CHARLESTON — Lifetime National Rifle Association member Joe Manchin ceremoniously signed West Virginia’s version of the Castle Doctrine with a blunt warning Thursday to would-be home invaders.
“Don’t mess with us,” the governor cautioned while signing the bill backed strongly by the NRA in its national campaign to put such laws on the books in all 50 states.
For two years running, retiring Sen. Shirley Love, D-Fayette, pushed the measure, varieties of which are law in 20 other states.
“This has been a long time in coming,” he said as Manchin summoned supporters to a table where he used ceremonial pens to sign the historic measure.
“It’s a bill that could affect all West Virginians. Hunting, the right to bear arms, the Second Amendment have been a heritage of West Virginia because our motto says, ‘Mountaineers are Always Free.’ And it shows the Mountaineer with his rifle.”
Not only does the law provide that residents may use deadly force to repel an intruder or avert a felony crime in the making on one’s property, it allows such actions to be used as a defense in potential litigation.
Love said many residents asked him to push for the legislation because they fear a home invasion.
“People want this protection,” he said.
Manchin said the bill is common sense and merely codifies what West Virginians have traditionally observed — one has to right to defend hearth and home.
Castle Doctrine legislation draws its name from a medieval English custom that held a man’s house was his castle, and the wind, but not the king, may enter.
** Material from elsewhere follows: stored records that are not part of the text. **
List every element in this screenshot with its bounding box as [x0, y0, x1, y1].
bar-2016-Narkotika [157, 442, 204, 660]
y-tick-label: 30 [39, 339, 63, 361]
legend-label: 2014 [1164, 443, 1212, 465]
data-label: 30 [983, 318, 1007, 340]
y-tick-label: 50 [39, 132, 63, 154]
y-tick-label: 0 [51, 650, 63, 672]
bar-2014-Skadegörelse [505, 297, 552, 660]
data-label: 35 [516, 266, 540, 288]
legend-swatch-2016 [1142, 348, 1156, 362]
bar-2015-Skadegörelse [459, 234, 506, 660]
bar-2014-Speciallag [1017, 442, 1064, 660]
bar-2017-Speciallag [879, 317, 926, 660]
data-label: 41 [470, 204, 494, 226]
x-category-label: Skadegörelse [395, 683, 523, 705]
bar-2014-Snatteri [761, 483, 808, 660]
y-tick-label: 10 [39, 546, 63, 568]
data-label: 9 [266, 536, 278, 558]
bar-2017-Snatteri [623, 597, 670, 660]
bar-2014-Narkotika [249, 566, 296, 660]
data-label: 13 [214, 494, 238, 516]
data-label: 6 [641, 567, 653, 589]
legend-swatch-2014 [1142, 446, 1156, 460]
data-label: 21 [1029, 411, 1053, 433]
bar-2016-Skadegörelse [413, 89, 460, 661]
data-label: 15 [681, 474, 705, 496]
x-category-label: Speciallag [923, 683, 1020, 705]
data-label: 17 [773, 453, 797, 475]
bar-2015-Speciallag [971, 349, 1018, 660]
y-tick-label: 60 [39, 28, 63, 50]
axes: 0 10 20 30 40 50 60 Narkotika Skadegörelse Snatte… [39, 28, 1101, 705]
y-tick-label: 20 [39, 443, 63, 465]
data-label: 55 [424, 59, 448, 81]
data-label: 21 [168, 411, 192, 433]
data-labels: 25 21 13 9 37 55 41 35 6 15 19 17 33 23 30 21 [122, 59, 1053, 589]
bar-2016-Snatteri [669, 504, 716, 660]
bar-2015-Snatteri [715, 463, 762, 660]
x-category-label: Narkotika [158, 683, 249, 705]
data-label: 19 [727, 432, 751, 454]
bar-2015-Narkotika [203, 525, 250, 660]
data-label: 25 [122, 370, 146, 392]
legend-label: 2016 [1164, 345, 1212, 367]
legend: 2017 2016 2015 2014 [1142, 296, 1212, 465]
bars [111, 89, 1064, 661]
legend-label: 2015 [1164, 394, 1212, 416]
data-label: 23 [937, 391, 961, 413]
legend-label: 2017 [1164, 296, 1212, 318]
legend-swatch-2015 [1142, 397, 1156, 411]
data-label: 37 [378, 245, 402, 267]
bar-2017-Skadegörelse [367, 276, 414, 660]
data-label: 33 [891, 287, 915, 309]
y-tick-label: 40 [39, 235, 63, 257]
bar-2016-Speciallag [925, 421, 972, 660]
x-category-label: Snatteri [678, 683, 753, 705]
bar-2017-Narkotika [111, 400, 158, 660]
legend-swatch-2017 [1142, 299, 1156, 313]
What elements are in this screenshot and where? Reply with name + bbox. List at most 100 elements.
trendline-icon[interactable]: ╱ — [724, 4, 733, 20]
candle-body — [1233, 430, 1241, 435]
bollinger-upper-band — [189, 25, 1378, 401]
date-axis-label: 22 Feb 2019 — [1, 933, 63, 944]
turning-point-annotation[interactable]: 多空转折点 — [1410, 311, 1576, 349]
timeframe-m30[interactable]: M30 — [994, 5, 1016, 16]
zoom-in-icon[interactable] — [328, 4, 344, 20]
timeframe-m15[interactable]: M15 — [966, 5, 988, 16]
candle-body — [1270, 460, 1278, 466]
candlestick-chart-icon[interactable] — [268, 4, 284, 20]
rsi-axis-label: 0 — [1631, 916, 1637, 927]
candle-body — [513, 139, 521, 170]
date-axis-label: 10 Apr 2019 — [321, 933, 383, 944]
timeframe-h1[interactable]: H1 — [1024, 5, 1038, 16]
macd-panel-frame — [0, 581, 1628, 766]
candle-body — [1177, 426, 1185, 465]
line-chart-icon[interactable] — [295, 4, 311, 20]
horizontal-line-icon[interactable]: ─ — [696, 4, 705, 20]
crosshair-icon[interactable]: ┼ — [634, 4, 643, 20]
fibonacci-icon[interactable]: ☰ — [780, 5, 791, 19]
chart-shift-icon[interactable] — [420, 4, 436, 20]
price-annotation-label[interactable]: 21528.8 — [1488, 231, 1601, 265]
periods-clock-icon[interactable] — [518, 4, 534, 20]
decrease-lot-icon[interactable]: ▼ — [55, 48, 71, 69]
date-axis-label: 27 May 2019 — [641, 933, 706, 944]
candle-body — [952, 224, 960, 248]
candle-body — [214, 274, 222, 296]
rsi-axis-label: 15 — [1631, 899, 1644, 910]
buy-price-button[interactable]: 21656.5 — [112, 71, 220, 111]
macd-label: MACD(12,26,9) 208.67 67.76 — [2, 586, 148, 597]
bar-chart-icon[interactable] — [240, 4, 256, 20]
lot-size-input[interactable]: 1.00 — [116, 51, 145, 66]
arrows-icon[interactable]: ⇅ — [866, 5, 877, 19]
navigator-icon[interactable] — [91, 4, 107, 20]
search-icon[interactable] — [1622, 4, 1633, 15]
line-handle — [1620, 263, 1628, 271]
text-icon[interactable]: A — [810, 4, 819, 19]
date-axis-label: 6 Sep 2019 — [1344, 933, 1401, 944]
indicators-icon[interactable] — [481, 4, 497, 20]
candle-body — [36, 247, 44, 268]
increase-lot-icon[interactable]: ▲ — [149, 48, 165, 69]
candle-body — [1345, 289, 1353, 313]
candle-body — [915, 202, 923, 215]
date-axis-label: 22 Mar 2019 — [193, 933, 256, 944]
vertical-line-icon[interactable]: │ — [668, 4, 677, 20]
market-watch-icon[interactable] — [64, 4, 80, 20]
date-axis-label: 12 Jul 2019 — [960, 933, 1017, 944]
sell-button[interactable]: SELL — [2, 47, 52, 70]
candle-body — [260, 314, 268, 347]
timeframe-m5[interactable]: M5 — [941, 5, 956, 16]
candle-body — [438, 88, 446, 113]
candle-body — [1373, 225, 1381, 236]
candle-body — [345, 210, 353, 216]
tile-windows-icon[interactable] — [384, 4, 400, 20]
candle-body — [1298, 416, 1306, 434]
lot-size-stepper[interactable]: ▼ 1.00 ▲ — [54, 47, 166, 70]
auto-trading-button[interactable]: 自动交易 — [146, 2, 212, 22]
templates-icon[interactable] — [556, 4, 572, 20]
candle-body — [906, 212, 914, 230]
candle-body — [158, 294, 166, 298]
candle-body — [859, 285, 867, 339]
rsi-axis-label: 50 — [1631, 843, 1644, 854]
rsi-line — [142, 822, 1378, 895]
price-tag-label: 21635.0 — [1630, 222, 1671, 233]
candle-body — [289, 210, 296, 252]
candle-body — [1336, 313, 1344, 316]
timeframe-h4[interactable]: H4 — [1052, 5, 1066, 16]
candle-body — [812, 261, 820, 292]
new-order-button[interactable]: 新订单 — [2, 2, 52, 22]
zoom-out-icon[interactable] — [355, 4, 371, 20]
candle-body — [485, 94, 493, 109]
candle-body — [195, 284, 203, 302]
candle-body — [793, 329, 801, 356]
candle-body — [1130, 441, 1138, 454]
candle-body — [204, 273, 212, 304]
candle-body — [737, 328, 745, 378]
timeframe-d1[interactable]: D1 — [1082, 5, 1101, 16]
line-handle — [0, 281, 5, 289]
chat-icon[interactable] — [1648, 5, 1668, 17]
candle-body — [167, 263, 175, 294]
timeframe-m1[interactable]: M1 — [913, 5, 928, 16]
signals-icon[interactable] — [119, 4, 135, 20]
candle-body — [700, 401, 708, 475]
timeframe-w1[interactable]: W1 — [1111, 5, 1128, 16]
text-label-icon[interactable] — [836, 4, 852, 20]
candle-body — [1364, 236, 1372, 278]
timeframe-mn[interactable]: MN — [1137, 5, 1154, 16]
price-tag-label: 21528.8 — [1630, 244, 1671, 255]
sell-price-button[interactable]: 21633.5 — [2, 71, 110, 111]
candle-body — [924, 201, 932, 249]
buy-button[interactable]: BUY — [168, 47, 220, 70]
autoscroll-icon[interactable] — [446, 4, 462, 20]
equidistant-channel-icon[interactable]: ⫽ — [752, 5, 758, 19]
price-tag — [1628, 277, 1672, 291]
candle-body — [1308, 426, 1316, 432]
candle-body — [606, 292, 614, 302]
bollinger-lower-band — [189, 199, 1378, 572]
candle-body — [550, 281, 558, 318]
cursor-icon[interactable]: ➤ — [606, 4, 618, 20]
“Every person’s home is a castle, and every person’s family member is a royal family member,” Manchin said.
“As long as the people know that we treat our family members like kings and queens, and we treat our homes like castles, don’t mess with us.”
Senate Majority Whip Billy Wayne Bailey, D-Wyoming, said he considered the measure long overdue.
“It’s part of our culture,” he said. “We’re just codifying in law what is the culture of West Virginia, that a person has a right to defend family and property, even with deadly force. That’s part of culture, without being sued and dragged off to prison. We did quite well on this.”
Manchin agreed, saying, “I think we’ve always felt that. We just now made it legal.”